Last week I lost one of my mentors, and the world dimmed a bit more.
One of the special treasures I keep on my desk is this little “award” that he made for me, honoring one of my books. (Dancing for the General, which is finally coming out later this year, but that’s another story–for later.)
See what I mean about the world dimming?
We’ve all had friends and coaches and teachers and cheerleaders. Writers are fortunate to have many such helpful supporters in our lives. We’ve talked here on the blog about how amazingly supportive the writing community is.
But a mentor goes above and beyond all that.
While I’ve had countless dozens of the former, I can count on only one hand the number of true mentors in my life. And so I’ve been wondering what makes them different? How is a mentor more than just a friend, a coach, a teacher, or a cheerleader? A mentor is all of that and more. But what makes a mentor a mentor? Here’s how I spell it out:
Motivate. A mentor motivates us to want to write our best. Sure, mentors supply knowledge, but they also fuel our desire.

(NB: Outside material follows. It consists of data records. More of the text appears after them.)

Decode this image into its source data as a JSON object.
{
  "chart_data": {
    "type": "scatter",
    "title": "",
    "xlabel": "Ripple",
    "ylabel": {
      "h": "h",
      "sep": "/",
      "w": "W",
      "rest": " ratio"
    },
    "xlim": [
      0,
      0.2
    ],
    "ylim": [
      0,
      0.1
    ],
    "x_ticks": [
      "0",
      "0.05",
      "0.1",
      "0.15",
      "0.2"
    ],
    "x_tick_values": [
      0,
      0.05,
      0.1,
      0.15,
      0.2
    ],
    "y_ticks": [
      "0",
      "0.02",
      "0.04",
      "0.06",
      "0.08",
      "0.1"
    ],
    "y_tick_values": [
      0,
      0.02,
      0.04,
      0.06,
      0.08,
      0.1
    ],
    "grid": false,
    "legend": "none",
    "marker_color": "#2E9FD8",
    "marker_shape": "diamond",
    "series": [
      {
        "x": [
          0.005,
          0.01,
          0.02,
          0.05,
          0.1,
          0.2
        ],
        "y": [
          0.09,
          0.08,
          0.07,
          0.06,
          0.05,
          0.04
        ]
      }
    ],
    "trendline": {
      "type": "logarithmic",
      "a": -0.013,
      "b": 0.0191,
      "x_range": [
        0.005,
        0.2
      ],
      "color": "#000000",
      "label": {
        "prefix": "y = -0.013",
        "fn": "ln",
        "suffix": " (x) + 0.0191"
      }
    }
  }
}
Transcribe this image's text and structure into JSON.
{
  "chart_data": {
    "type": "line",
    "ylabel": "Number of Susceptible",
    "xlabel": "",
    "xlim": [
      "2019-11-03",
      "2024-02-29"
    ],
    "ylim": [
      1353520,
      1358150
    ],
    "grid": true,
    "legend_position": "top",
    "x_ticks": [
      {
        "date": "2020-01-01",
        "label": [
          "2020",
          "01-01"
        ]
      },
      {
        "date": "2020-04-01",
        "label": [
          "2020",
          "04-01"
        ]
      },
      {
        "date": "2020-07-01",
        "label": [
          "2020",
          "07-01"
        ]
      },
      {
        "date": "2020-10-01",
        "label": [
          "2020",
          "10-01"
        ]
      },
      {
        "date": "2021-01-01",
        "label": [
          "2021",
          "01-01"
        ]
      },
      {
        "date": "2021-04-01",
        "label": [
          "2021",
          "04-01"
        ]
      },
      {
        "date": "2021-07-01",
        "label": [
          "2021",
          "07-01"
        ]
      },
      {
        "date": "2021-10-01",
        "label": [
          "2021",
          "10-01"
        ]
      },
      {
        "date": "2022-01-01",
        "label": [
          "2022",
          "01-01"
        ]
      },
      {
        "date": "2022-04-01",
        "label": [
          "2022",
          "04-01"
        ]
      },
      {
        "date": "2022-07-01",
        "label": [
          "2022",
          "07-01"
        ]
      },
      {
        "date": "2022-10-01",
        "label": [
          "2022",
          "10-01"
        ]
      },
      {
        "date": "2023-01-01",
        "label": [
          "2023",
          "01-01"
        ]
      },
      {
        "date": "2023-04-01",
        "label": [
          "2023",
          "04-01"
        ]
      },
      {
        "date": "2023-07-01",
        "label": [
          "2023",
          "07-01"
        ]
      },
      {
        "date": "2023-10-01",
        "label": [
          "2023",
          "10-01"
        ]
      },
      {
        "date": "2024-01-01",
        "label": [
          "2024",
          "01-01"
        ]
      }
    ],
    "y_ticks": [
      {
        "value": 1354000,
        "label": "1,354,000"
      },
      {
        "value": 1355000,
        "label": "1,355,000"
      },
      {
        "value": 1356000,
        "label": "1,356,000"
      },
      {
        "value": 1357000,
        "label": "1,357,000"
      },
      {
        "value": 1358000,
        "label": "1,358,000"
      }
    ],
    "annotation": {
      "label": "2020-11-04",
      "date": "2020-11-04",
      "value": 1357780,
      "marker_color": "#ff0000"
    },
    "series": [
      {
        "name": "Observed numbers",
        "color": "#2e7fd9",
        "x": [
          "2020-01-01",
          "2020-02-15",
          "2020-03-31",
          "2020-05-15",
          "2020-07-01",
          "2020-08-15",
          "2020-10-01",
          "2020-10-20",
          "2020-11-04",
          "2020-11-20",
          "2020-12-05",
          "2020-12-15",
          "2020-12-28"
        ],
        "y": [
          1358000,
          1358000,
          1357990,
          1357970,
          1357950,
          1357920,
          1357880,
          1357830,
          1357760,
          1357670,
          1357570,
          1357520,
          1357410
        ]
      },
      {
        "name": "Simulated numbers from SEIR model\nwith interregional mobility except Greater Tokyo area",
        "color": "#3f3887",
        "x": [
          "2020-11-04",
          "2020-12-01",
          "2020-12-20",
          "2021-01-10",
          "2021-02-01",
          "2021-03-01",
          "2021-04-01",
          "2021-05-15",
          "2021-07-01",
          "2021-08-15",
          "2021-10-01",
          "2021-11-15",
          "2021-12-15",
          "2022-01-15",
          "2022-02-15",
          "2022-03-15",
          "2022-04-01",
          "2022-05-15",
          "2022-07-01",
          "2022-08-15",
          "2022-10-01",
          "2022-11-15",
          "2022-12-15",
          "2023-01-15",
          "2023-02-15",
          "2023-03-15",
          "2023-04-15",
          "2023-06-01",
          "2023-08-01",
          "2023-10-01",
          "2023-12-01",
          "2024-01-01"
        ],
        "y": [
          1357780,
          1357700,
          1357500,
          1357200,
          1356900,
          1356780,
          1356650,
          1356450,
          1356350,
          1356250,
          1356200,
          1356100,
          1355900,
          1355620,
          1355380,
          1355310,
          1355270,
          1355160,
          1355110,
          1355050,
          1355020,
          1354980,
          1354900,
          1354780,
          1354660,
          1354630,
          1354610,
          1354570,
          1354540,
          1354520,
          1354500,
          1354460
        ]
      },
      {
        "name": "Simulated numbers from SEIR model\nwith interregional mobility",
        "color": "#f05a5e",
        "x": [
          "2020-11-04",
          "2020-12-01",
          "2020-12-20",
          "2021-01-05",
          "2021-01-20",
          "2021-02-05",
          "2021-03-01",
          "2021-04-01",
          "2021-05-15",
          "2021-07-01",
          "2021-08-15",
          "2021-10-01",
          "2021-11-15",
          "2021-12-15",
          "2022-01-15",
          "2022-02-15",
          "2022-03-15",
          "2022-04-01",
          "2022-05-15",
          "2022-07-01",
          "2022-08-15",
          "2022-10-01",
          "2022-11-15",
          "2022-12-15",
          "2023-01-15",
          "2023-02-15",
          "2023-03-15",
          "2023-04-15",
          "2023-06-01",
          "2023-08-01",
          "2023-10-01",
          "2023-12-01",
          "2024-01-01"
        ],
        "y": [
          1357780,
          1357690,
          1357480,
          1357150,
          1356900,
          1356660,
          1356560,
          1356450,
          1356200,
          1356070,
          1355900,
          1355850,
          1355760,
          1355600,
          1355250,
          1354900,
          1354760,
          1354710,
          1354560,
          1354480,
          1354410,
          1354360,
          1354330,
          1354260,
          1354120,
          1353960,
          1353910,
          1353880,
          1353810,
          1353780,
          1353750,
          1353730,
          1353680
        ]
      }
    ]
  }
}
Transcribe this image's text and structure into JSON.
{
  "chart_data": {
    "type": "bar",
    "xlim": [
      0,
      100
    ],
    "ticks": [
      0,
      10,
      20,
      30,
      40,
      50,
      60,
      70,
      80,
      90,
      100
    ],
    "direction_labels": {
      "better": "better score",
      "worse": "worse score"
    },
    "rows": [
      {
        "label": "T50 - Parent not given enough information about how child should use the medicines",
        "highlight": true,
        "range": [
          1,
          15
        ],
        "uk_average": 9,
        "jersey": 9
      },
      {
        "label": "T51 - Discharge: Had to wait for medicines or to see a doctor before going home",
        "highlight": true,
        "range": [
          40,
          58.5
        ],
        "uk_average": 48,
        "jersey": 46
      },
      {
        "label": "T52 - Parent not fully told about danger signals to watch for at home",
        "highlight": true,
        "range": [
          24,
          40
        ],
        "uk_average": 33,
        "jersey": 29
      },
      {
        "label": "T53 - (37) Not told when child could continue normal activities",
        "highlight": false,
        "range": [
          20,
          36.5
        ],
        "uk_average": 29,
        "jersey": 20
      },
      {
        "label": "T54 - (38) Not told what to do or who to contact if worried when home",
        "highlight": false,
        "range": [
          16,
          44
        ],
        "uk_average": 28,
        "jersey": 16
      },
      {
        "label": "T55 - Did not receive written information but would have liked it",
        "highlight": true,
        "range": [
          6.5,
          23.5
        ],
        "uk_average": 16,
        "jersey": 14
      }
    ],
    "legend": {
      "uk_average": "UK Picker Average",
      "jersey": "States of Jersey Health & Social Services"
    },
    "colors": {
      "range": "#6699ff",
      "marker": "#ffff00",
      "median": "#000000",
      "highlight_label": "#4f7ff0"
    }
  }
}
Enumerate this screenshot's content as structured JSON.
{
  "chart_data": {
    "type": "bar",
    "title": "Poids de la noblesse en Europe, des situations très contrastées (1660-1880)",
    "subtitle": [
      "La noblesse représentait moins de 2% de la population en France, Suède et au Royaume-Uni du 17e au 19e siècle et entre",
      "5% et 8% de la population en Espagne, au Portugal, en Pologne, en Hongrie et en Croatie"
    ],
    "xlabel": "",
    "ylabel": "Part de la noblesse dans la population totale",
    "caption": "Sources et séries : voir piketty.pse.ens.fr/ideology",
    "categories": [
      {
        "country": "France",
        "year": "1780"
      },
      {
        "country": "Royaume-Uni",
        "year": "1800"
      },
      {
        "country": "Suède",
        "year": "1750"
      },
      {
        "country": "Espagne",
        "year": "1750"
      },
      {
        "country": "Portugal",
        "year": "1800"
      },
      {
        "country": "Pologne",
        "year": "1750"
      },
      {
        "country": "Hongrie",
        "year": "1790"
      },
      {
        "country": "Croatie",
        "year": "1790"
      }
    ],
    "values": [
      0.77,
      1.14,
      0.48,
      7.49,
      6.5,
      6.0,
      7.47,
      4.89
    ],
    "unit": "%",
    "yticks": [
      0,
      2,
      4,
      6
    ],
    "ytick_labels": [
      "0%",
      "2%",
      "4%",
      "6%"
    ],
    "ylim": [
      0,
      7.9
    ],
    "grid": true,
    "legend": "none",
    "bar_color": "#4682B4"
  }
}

Encourage. Mentors believe in us, even when the rest of the world doesn’t. They stick with us and don’t give up on us. They see and understand our dreams, too.
Nurture. Mentors gently guide us along our career paths. They nourish our literary gardens. They help us pluck out the unsightly weeds, leaving only magnificent blossoms to open.
Time. There is no limit on a mentor’s time. They give their time freely, and they do so gladly. They are always there for us, for whatever we need. Sometimes it’s advice, but other times it’s just a shoulder.
One-on-one. Mentors give us their exclusive attention, blinding us to the point that we think we are the only one they are mentoring. (The truth is that there are usually many others.)
Relationship. The mentor’s relationship is one way to give back to the writing community. It’s what writers do, in exchange for all that we have gained from the generosity of other writers.
We never really graduate from the mentor relationship. We will keep on keeping on, and the writing community is richer for all those relationships.
Have you ever had a mentor, whether for writing or something else? I’d love to hear your insights!